Pueblo Complexes and Great Houses
The Ancestral Pueblo people crafted a unique architecture with planned community spaces. The ancient population centers such as Chaco Canyon (outside Crownpoint, New Mexico), Mesa Verde (near Cortez, Colorado), and Bandelier National Monument (near Los Alamos, New Mexico) for which the Ancestral Pueblo peoples are renowned, consisted of apartment-like complexes and structures made from stone, adobe mud, and other local material, or were carved into the sides of canyon walls. Each were influenced by themselves and design details from other cultures as far away as contemporary Mexico.
In their day, these ancient towns and cities were usually multi-storied and multi-purposed buildings surrounding open plazas and viewsheds and were occupied by hundreds to thousands of Ancestral Pueblo peoples. These population complexes hosted cultural and civic events and infrastructure that supported a vast outlying region hundreds of miles away linked by transportation roadways.

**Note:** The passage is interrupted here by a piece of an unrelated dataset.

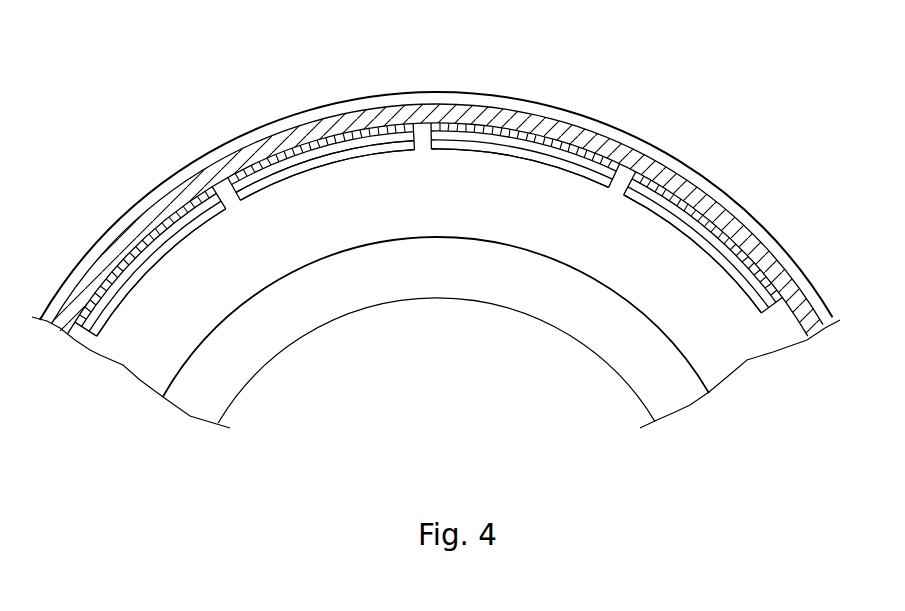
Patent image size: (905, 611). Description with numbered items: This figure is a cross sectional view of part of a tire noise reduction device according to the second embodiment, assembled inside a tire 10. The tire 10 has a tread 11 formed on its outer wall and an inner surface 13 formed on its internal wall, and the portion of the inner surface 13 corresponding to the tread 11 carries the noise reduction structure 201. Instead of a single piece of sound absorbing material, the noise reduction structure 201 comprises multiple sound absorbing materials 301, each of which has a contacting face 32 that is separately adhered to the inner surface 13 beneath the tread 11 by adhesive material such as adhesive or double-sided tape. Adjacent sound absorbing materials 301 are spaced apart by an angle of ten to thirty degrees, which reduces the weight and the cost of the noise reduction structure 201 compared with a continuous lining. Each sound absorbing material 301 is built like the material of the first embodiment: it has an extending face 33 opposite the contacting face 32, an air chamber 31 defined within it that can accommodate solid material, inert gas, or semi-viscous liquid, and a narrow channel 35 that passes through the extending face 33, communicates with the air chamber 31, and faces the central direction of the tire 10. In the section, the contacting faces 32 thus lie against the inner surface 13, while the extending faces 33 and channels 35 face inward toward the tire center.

Constructed well before 1492 CE, these Ancestral Pueblo towns and villages in the Southwestern United States were located in various defensive positions, for example, on high steep mesas such as at Mesa Verde or present-day Acoma Pueblo, called the "Sky City", in New Mexico. Earlier than 900 CE progressing past the 13th century, the population complexes were a major center of culture for the Ancient Pueblo Peoples. In Chaco Canyon, Chacoan developers quarried sandstone blocks and hauled timber from great distances, assembling 15 major complexes which remained the largest buildings in North America until the 19th century.
Evidence of archaeoastronomy at Chaco has been proposed, with the Sun Dagger petroglyph at Fajada Butte a popular example. Many Chacoan buildings may have been aligned to capture the solar and lunar cycles, requiring generations of astronomical observations and centuries of skillfully coordinated construction. Climate change is thought to have led to the emigration of Chacoans and the eventual abandonment of the canyon, beginning with a 50-year drought in 1130.